Prologue : l'invitation.

Le téléphone sonna.
— Salut Don, c’est les frères Mizell.
— Oui, répondit du bout des lèvres le trompettiste Donaldson Toussaint L’Ouverture Byrd II.
— Écoute, Don, on a un truc extraordinaire, un projet complètement fou. On a rencontré un mec, pote de l’architecte Eero Saarinen, qui, tiens-toi bien, veut libérer les humains de leurs servitudes et tout le pataquès en mettant de la putain de bonne musique populaire dans tous les aéroports.
— De la musique d’ascenseur ? Vous connaissez mon goût pour ce genre de soupe.
— Pas du tout, y veut pas mettre de la soupe complètement lénifiante, au contraire. Et c’est ça le truc : y veut du groove, de la joie et de la danse, comme dans la vraie vie… Il veut ré-humaniser les aéroports, qu’il dit.
— Et nous dans tout ça ?
— Et Don, t’as rien compris ?! On va composer la plus belle des musiques, qui sera diffusée dans tous les aéroports, sur toute la terre. T’imagines la tête de Dieu, au-dessus de nous, qui va écouter les esgourdes grandes ouvertes ? Y va être aux anges, pardi !
— Je répète, qu’est-ce que je fais dans tout ça ?
— Mais Don, c’est ton disque ! C’est toi le soliste. On a sacrément besoin de toi, car c’est toi le meilleur ! T’as bien la meilleure vente de disques chez Blue Note, n’est-ce pas ?
— OK, d’ac’ et…
— Pour le reste, t’en fais pas, les frères Mizell s’occupent de tout. On a déjà tout composé, tout arrangé. Ça va être grandiose, on tient le jackpot et on va libérer les hommes, tu vois. Peace and Love, ce que les hippies ont raté, on va le faire ! Don, tu vas épater ton vieux pote Charlie Haden et son foutu groupe « Liberation Music Orchestra ». À côté de nous, sa musique n’est qu’une musique de salon bourgeois, car nous, on va tout éclater !
Un silence pesant s’ensuivit.
— On attend plus que toi, Don. Alors OK ?
— OK et tchao les frangins !
Donald Byrd raccrocha.

Les rencontres multiples.


Un jour de l'année 1975, en plein mitan des années sauvages, le détective privé R. se précipita au Terminal 5 de l'aéroport international John-F.-Kennedy. Il courait comme un dératé, fendant la foule informe et massive en sens inverse, terrifié à l’idée de rater son vol pour Tel-Aviv, terminus mythique de son enquête, où agents du Mossad et terroristes de l'attentat de Munich se croisaient dans une même farandole.
Par chance, le vol fut retardé de quarante-cinq minutes.
Très essoufflé, le mouchoir trempé collé sur son front dégarni, il s'assit en s'excusant à coté d'un groupe hétéroclite qui manifestement se connaissait : il y avait là un Sud-Américain jovial, des Européens livides et quelques Arabes mutiques.

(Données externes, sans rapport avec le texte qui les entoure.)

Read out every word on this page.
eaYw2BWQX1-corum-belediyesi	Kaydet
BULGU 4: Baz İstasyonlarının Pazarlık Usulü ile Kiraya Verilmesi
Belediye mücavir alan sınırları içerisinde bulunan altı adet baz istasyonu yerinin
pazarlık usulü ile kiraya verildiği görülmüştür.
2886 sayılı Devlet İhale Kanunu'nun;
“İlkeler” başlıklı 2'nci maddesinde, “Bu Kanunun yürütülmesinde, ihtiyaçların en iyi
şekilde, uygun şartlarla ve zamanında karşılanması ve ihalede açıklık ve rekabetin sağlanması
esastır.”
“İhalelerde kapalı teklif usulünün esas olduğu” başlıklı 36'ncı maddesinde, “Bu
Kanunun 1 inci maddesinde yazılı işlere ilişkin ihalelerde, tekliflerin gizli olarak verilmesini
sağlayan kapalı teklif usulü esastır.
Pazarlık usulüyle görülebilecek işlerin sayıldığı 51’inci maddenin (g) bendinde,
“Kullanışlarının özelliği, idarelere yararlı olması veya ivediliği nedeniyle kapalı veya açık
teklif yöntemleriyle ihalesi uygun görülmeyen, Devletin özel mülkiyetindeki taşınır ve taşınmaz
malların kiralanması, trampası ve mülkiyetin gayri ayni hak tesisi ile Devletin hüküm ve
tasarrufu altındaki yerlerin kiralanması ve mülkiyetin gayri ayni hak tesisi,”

La musique explosa soudain, tonitruante, à un volume capable de réveiller les morts.
Les premiers accords de « Change (Makes You To Hustle) » jaillirent de partout : cuivres de foire pétaradants, voix hurlant à la révolte, violons nerveux et enragés, sifflets stridents transperçant applaudissements, hourras et cris. Au-dessus de cette fête sonore se faufilait la trompette, impériale et souveraine, tenant le fil rouge de ce groove infernal.
Très vite, dans le hall, les visages se transformèrent : les tensions s’évanouirent et les sourires apparurent.

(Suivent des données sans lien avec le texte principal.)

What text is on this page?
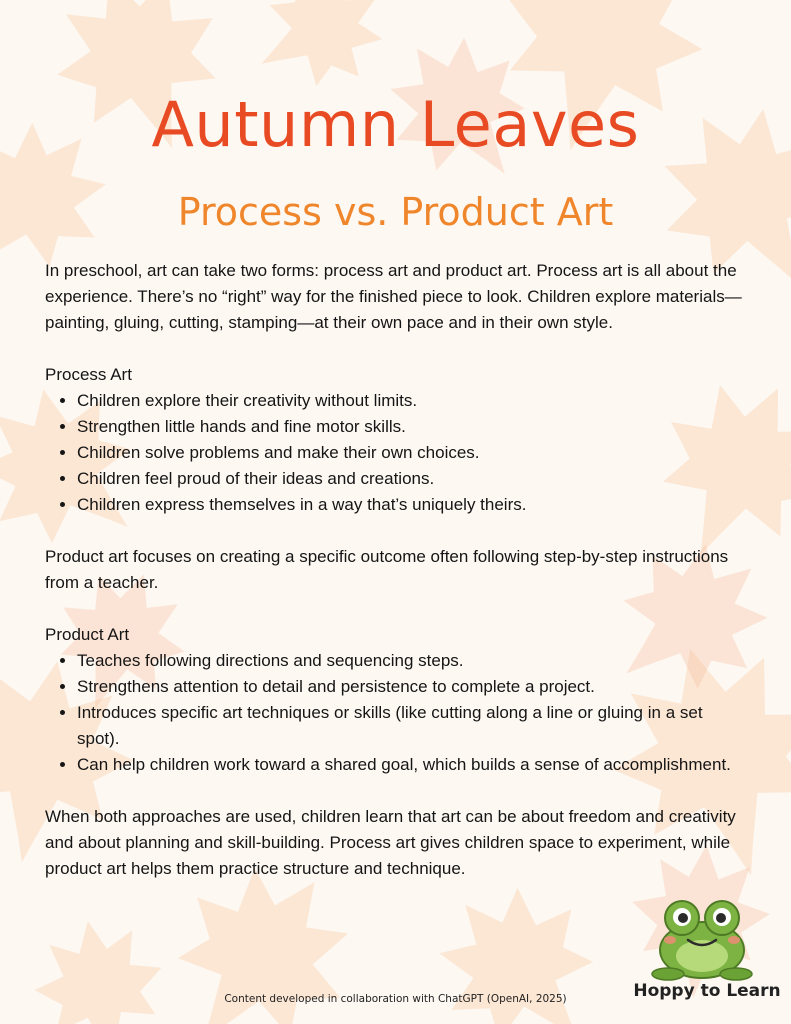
Autumn Leaves
Process vs. Product Art

In preschool, art can take two forms: process art and product art. Process art is all about the experience. There’s no “right” way for the finished piece to look. Children explore materials—painting, gluing, cutting, stamping—at their own pace and in their own style.

Process Art

• Children explore their creativity without limits.
• Strengthen little hands and fine motor skills.
• Children solve problems and make their own choices.
• Children feel proud of their ideas and creations.
• Children express themselves in a way that’s uniquely theirs.

Product art focuses on creating a specific outcome often following step-by-step instructions from a teacher.

Product Art

• Teaches following directions and sequencing steps.
• Strengthens attention to detail and persistence to complete a project.
• Introduces specific art techniques or skills (like cutting along a line or gluing in a set spot).
• Can help children work toward a shared goal, which builds a sense of accomplishment.

When both approaches are used, children learn that art can be about freedom and creativity and about planning and skill-building. Process art gives children space to experiment, while product art helps them practice structure and technique.

Hoppy to Learn
Content developed in collaboration with ChatGPT (OpenAI, 2025)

« Wind Parade » acheva le travail de séduction.
Triangles scintillants et cordes de piano pincées offraient une des plus belles ouvertures qui soient. Puis le clavinet, tout en grâce chaloupée, entraîna la mélodie volage. Les violons glissaient à travers les halls froids comme des vents fins, et l'âme finit par s'égarer au contact des voix câlines.
La mélodie était si ensorcelante qu'elle poussait les gens, tels des moutons de Panurge, vers des précipices abrupts. Heureusement, la trompette, telle un chien de berger, les ramenait dans le droit chemin en entonnant son refrain comme les trompettes de Jéricho.
Le groove rendit les regards amoureux, la foule se mua en danseurs aux gestes séraphiques, et les mains se touchèrent...

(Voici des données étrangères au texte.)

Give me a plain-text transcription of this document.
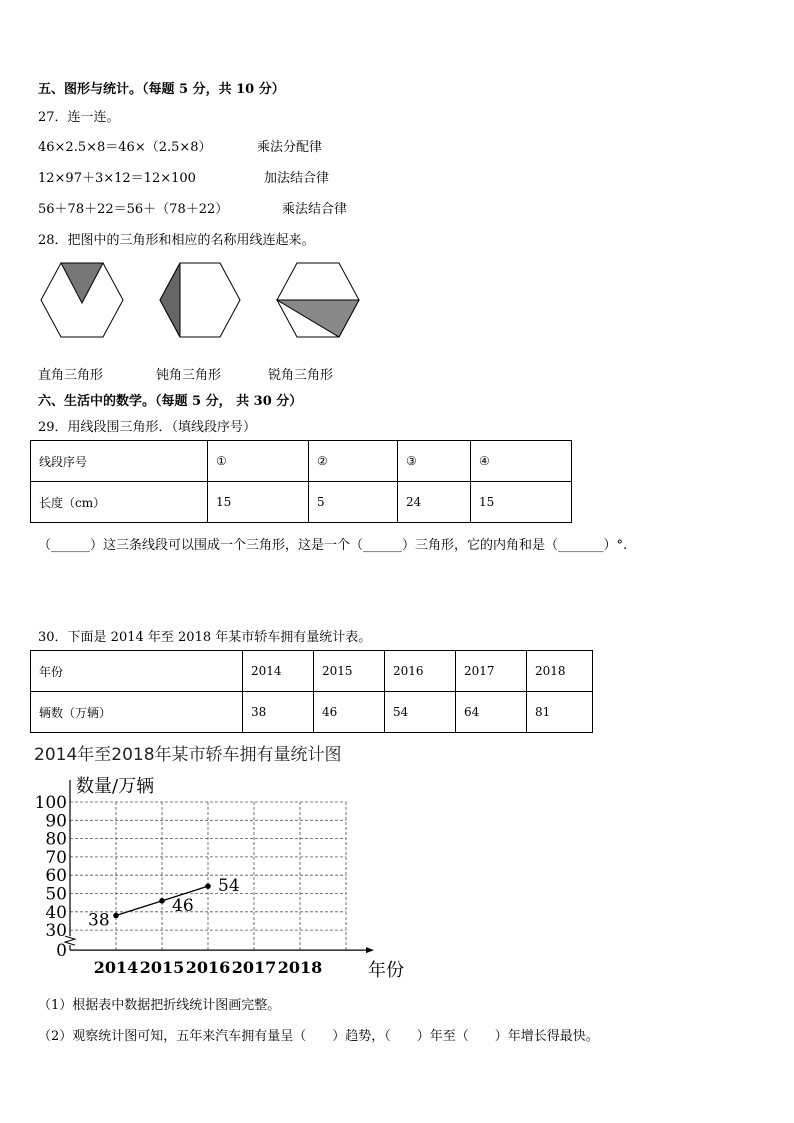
五、图形与统计。（每题 5 分，共 10 分）
27．连一连。
46×2.5×8＝46×（2.5×8）	乘法分配律
12×97＋3×12＝12×100	加法结合律
56＋78＋22＝56＋（78＋22）	乘法结合律
28．把图中的三角形和相应的名称用线连起来。
直角三角形	钝角三角形	锐角三角形
六、生活中的数学。（每题 5 分， 共 30 分）
29．用线段围三角形．（填线段序号）
线段序号	①	②	③	④
长度（cm）	15	5	24	15
（______）这三条线段可以围成一个三角形，这是一个（______）三角形，它的内角和是（_______）°.
30．下面是 2014 年至 2018 年某市轿车拥有量统计表。
年份	2014	2015	2016	2017	2018
辆数（万辆）	38	46	54	64	81
2014年至2018年某市轿车拥有量统计图
100
90
80
70
60
50
40
30
0
数量/万辆
2014 2015 2016 2017 2018	年份
38
46
54
（1）根据表中数据把折线统计图画完整。
（2）观察统计图可知，五年来汽车拥有量呈（　　）趋势，（　　）年至（　　）年增长得最快。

— La journée s’annonce belle ! chantonna Ilich Ramírez Sánchez dans son costume trois-pièces à rayures violettes, ses lunettes noires et sa fine moustache trônant sur des lèvres boudeuses.
— Vous êtes d’accord…? Vous aimez ?
— Pardon ! Que dois-je aimer ? répliqua R.
— Mais la musique, bon Dieu ! C’est vrai que je ne la trouve pas forcément très révolutionnaire… Alors que le blues, vous savez, a toujours été le moyen d’expression du prolétariat noir d’origine rurale, et que la soul représente plutôt les nouvelles classes moyennes urbaines. Quant au funk, saviez-vous que le FUNK — oui, parfaitement — a été le mouvement de libération des forces rebelles au Cambodge, le Front Uni National du Kampuchéa, qui a renversé l’impérialisme américain avant que mon pote Pol Pot prenne définitivement le pouvoir à Phnom Penh, il y a tout juste quelques semaines ?
— Enchanté.
— Vous ne diriez pas la même chose si vous le connaissiez, ha ha !
Il alluma un autre cigarillo, se leva et s’étira les bras.
— Je me sens superbement bien, et c’est sûrement à cause de cette musique. Mais attention, je suis et je resterai un vrai révolutionnaire, même si j’ai quelques passades… comment dire… que je qualifierais de capitalistes. Mes péchés mignons, j’avoue.
Il baissa la voix.
— Les cigares et les jeunes femmes, ha ha !
— Arrête tes conneries, Carlos. Concentre-toi plutôt sur ce que tu dois faire, aboya Magdalena, la jeune Allemande aux cheveux bruns bouclés et aux yeux incendiaires.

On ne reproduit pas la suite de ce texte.